The whiteness of the whale

Editor's Letter

ellen-davis-compressed

I don't think there are many of us who can look at the horror that is unfolding in the financial services industry as I write this month's editor's letter and not wonder - at least a little - at it.

Whether we consider recent events from the vantage point of the subprime mortgage industry's losses, the proliferation of sophisticated financial products, or the collapse in confidence in investment and commercial banks taking place at the moment, the scale of the crisis is substantial, and awe-inspiring.

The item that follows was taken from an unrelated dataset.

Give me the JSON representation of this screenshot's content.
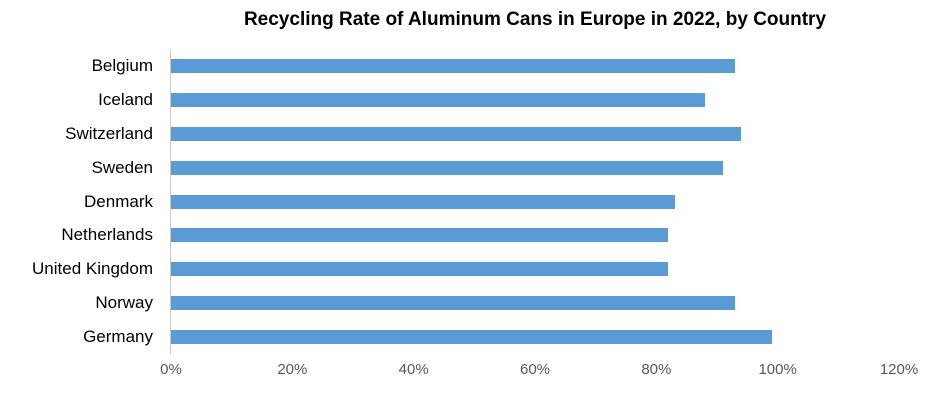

It is easy to get lost in the immenseness and intensity of this thing that has struck us. Ishmael, the narrator of Herman Melville's Moby-Dick, managed to keep his head and survive by floating on an empty coffin after Captain Ahab was killed by the whale and the ship destroyed. Many in financial services will, no doubt, be able to relate to his plight at a personal level.

But the reality is that, while our own ship might be taking on water and have quite a few broken bits, we are still afloat. And I'm convinced that, if the Societe Generale incident reawakened a broader interest in operational risk back in January, the events of the past few weeks will positively energise it.

"I think risk management controls either disappeared or were weakened. I think there was a determination to grow without the right controls in the financial sector of the business," said Hank Greenberg, former chairman and chief executive officer of AIG, in an interview on CNBC during the days in which his lifetime's work - he'd resigned from the business in 2005 - teetered on the brink of collapse.

Greenberg's assessment of what went wrong at AIG is echoed by other executives at dozens of other firms. While pursuing profits, and their own bonuses, financial services executives failed to assign the required importance to systems and controls, risk management and common sense. No matter who I speak with, there is a real consensus that, for the firms that are left, these things will matter now more than they ever did before.

An additional challenge over the coming 18 months will be managing the regulatory backlash. Already, it has begun, with legislators and the press baying for blood, demanding answers, preparing for attention-grabbing come-uppances. We can only hope that in their zeal for retribution, they too heed the moral of Captain Ahab's pursuit of the great white whale.